Vou explicar melhor: existe produção e consumo de dados. Ambos resultam em oportunidades de análises quantitativas baseados em correlações, regressões estatísticas, minerações e predições que são os chamados dados estruturados. Mas isso gera um alerta, porque, embora estes sejam apenas 20% do Big Data, são em geral, os drivers mais utilizados para tomada de decisão de grande parte das organizações. No entanto, existe um outro tipo de dado mais descritivo, qualitativo e espontâneo – o chamado dado não estruturado (texto livre, imagem, áudio etc.), que segundo dados de pesquisa como IDC, IBM, entre outros bureaus de pesquisa, que sinalizam serem esses dados não-estruturados um montante de 80% do Big Data. E pasmem: este outro tipo mais complexo de dados representava a alguns anos apenas 1% do uso corporativo de dados, ainda que fossem a camada de dados mais ampla, assim como a que mais segue crescendo exponencialmente.
Fato é que vivemos cada vez mais imersos num oceano de dados.
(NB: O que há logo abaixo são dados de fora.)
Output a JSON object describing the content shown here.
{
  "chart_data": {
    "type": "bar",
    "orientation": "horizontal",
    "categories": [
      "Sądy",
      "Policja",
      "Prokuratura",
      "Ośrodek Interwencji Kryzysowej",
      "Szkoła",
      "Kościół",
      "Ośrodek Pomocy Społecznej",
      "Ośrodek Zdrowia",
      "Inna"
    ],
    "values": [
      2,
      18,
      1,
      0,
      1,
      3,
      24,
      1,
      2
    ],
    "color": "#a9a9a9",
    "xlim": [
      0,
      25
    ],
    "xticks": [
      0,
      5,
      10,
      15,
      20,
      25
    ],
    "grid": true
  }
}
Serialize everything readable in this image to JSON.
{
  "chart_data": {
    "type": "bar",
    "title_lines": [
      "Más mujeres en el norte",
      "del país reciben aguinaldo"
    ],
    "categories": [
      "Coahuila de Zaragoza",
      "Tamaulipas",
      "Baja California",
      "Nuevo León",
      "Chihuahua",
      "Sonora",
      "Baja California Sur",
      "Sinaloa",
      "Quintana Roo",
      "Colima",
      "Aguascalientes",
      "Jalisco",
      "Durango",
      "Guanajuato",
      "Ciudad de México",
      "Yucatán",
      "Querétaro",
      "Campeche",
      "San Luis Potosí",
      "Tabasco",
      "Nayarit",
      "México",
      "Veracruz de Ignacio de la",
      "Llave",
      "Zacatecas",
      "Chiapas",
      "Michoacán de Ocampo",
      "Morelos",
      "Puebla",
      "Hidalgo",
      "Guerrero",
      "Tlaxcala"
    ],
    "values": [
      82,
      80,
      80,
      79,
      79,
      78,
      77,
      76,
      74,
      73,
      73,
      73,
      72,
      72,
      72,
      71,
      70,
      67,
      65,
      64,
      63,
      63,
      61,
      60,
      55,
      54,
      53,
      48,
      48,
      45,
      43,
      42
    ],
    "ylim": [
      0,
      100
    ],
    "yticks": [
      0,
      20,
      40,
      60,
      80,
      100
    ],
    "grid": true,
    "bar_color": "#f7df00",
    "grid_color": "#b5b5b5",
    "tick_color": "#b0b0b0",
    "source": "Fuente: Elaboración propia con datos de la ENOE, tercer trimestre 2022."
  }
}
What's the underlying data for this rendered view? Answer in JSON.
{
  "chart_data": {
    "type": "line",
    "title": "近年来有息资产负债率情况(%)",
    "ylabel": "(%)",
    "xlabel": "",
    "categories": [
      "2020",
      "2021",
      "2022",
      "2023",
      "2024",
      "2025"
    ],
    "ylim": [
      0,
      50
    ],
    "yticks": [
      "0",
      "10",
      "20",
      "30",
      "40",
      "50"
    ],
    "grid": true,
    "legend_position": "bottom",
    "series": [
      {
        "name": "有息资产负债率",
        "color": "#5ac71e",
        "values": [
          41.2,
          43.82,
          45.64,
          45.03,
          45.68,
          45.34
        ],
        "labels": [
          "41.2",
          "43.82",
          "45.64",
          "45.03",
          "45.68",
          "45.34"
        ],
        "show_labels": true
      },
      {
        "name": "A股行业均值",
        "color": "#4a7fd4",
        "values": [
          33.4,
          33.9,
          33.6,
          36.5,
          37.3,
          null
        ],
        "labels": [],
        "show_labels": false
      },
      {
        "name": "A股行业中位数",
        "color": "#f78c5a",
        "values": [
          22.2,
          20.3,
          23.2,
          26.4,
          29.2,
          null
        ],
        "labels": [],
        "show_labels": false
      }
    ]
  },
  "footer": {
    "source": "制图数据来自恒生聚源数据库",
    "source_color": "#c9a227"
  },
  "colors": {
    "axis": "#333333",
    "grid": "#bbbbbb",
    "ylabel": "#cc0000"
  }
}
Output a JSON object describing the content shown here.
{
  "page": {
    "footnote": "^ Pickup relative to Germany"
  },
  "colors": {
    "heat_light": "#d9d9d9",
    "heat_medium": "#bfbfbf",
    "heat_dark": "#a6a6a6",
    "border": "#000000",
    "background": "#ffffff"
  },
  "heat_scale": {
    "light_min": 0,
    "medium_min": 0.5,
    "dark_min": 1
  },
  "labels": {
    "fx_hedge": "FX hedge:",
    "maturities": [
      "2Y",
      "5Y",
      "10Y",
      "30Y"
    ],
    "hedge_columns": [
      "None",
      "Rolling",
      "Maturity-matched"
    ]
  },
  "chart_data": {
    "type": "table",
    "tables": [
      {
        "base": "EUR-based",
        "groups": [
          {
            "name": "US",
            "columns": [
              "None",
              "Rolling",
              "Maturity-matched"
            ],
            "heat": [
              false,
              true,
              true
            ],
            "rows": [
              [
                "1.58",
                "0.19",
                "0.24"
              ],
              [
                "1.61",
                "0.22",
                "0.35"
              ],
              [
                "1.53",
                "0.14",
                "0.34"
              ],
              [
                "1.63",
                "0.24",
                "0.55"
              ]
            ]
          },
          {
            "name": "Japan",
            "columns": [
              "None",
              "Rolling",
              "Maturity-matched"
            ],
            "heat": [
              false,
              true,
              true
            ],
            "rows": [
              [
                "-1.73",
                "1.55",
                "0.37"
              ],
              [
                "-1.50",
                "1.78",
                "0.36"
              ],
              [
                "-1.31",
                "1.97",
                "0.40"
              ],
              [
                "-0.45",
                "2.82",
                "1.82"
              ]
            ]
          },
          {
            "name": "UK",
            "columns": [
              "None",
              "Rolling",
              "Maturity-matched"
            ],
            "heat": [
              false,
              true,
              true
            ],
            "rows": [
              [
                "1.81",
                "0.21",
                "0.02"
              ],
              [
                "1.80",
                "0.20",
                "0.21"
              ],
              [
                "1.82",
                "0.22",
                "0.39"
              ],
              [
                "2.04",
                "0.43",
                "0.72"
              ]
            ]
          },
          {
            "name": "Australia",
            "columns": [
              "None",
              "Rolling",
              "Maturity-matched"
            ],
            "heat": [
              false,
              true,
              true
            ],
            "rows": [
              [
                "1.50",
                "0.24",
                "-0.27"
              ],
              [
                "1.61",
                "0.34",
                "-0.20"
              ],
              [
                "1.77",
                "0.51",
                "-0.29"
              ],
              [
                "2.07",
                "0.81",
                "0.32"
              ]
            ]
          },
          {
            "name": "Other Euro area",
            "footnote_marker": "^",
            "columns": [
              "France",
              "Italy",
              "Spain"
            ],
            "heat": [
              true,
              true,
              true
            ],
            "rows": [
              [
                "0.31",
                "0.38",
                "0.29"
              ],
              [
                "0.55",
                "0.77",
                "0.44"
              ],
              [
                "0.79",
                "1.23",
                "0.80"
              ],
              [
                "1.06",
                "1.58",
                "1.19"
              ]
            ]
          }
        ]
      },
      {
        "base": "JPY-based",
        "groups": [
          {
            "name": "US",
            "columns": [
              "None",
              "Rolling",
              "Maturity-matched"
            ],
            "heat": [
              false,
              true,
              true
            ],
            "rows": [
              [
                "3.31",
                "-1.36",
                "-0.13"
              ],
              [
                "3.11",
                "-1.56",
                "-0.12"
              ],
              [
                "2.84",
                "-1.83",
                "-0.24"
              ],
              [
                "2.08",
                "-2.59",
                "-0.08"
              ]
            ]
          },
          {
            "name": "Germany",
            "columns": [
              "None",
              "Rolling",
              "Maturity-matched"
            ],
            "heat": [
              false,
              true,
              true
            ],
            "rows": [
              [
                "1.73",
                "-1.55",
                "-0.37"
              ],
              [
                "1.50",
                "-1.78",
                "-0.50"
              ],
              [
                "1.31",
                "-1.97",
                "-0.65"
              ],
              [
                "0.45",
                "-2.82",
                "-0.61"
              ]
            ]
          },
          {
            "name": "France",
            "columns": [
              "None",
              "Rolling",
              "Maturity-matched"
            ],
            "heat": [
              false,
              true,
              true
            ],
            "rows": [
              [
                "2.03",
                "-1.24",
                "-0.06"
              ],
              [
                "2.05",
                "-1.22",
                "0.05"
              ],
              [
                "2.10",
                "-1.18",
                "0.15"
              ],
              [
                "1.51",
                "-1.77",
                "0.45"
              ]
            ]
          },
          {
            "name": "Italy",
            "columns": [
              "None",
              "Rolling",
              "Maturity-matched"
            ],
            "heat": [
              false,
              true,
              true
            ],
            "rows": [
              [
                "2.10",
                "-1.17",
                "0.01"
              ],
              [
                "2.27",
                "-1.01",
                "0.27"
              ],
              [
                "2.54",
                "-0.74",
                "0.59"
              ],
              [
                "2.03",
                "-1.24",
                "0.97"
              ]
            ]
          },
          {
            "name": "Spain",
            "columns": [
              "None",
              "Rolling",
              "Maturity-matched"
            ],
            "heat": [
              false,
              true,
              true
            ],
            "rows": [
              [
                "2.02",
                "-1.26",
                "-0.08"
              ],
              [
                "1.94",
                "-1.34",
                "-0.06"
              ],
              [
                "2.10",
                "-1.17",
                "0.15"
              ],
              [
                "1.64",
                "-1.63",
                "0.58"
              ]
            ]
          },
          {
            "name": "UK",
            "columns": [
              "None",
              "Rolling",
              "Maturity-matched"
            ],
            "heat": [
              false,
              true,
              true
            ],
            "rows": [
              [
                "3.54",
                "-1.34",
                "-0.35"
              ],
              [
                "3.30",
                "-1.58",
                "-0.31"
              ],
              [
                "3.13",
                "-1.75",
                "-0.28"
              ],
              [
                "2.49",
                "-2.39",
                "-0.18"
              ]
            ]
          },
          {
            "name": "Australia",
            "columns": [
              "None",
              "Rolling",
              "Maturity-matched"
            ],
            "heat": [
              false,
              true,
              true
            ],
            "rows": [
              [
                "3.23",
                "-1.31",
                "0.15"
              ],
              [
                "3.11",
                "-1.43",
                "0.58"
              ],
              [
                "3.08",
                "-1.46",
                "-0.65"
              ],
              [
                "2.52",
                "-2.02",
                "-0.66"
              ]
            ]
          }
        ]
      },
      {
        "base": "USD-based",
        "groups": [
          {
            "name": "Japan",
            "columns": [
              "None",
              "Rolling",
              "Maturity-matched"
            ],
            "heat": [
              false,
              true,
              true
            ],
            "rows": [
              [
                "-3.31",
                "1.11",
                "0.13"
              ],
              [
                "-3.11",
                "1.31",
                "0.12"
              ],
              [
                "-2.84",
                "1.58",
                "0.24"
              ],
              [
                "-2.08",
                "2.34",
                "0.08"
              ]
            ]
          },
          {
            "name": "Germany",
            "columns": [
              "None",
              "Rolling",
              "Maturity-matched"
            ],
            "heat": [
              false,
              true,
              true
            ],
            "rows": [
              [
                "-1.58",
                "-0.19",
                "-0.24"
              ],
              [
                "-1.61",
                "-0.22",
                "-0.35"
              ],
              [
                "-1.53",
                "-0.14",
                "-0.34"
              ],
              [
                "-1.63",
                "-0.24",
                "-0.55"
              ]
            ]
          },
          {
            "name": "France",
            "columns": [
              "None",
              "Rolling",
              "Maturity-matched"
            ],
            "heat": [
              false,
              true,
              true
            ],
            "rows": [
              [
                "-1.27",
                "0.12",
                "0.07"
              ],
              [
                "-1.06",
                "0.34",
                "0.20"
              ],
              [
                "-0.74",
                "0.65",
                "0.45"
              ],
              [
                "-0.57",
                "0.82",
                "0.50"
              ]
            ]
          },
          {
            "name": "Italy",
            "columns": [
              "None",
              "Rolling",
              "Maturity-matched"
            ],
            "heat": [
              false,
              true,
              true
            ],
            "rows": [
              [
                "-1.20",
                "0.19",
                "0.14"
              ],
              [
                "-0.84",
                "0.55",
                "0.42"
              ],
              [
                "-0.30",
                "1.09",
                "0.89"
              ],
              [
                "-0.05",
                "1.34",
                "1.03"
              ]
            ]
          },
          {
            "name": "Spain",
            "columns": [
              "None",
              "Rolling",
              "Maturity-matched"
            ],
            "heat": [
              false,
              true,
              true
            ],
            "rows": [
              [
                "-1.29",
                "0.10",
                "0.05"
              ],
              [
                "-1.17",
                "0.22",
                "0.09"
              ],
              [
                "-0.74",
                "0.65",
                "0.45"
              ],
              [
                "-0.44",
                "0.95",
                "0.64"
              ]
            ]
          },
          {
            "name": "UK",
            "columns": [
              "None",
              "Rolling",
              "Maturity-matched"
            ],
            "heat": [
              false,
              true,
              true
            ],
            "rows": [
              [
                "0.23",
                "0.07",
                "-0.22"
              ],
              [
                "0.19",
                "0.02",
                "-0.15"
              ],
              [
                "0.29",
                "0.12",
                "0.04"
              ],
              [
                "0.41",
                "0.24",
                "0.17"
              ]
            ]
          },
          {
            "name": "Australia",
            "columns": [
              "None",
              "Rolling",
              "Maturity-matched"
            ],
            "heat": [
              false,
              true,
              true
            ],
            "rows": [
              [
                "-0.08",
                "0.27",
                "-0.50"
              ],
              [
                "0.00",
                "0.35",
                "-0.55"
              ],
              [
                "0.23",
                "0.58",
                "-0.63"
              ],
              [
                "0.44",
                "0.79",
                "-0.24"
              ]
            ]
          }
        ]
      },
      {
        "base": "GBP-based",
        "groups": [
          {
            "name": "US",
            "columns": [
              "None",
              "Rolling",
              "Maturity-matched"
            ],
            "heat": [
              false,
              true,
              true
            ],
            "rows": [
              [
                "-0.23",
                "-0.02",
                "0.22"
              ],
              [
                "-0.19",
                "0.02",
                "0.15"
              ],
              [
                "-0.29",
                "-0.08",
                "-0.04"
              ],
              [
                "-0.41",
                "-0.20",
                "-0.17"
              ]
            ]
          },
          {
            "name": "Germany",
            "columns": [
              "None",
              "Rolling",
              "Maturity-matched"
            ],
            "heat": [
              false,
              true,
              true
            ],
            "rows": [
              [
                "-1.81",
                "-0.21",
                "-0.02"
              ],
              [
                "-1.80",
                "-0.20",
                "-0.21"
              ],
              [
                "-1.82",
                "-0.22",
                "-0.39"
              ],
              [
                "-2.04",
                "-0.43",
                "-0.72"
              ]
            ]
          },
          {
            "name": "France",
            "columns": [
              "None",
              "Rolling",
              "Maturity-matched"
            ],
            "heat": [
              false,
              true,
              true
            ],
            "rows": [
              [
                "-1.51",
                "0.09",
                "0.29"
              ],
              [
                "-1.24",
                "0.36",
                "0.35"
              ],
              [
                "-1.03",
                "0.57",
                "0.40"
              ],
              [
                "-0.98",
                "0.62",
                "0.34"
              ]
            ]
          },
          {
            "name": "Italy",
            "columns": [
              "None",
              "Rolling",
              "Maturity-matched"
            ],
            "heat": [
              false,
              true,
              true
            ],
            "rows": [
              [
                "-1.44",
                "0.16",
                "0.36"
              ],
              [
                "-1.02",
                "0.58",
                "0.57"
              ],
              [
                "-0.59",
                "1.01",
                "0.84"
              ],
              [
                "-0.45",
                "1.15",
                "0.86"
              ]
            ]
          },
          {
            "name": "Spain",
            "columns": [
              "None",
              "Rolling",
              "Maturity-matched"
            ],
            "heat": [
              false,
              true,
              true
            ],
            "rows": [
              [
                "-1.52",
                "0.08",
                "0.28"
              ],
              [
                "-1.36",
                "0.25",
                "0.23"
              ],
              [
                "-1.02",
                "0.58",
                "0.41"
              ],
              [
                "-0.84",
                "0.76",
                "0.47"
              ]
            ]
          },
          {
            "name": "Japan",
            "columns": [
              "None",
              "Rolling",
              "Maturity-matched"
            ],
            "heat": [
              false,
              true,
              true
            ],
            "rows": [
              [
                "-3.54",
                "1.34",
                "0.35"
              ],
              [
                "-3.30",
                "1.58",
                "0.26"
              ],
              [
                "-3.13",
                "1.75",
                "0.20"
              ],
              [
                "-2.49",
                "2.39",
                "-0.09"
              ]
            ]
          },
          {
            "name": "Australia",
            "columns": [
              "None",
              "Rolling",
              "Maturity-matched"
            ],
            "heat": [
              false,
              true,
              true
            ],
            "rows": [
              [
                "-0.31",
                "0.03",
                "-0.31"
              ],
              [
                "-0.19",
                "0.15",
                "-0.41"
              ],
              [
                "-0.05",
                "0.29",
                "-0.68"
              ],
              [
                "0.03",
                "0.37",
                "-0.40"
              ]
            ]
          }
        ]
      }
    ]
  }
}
Elemento imaterial cada vez mais presente em nossas vidas e do qual somos cada vez mais dependentes, gerando um contexto de um "pós-humanismo", o do humano híbrido digital. Existem até teorias conspiratórias que cravam sermos nós mesmos, simulações humanóides (será?), considerando que a evolução humana não deixa de ser também um tipo de aprimoramento tecnológico na nossa biologia, quem sabe?
Para dar tempo de tentar compreender esse novo momento histórico do mundo, é que algumas regulações como a LGPD aqui no Brasil se fazem importante e são historicamente bem-vindas. Funcionam como uma espécie de código social genético que modelam uma adaptação mais segura da nossa espécie, auxiliando na absorção celular dos impactos dessa aceleração da vida, com um pouco mais de proteção. Não obstante a demanda de desafios administrativos trazido às empresas. A sociedade necessita desses anteparos legais para entender melhor o valor que consumimos, geramos e recebemos enquanto cidadãos sobreviventes desse "Dataclisma, onde somos os consumidores e geradores (consumigeradores) dos dados".
Tais respiros burocráticos (legislações reguladoras), atuam como anticorpos do sistema imunológico social para reforçar às empresas, controladoras e operadoras dos dados de consumo (mais lúcidas do valor do big data), que a coleta, o armazenamento e manuseio dos dados, mais do que qualquer coisa, são também, ativos sociais. Assim, deixando claro a quem pertencem esses dados, logo, a quem também devem gerar valor nas relações de consumo.
Como diria um outro pesquisador de tecnologia contemporâneo, Clay Shirky: "A revolução não acontece quando a sociedade adota novas ferramentas. Acontece quando a sociedade adota novos comportamentos". Portanto, são justamente nessas mudanças massivas de comportamentos sociais que sentimos os impactos das novas tecnologias e vamos realizando um tipo de adaptação natural enquanto espécie. No fim, inovação tecnológica é evolução; sendo por si, natural. A ética social média é quem vai dizer se essa nova dinâmica evolutiva será também discernimento e ganha-ganha da espécie.
Dirceu Corrêa Jr., CEO & Partner da Postmetria, empresa de CXaaS da B&P Ventures.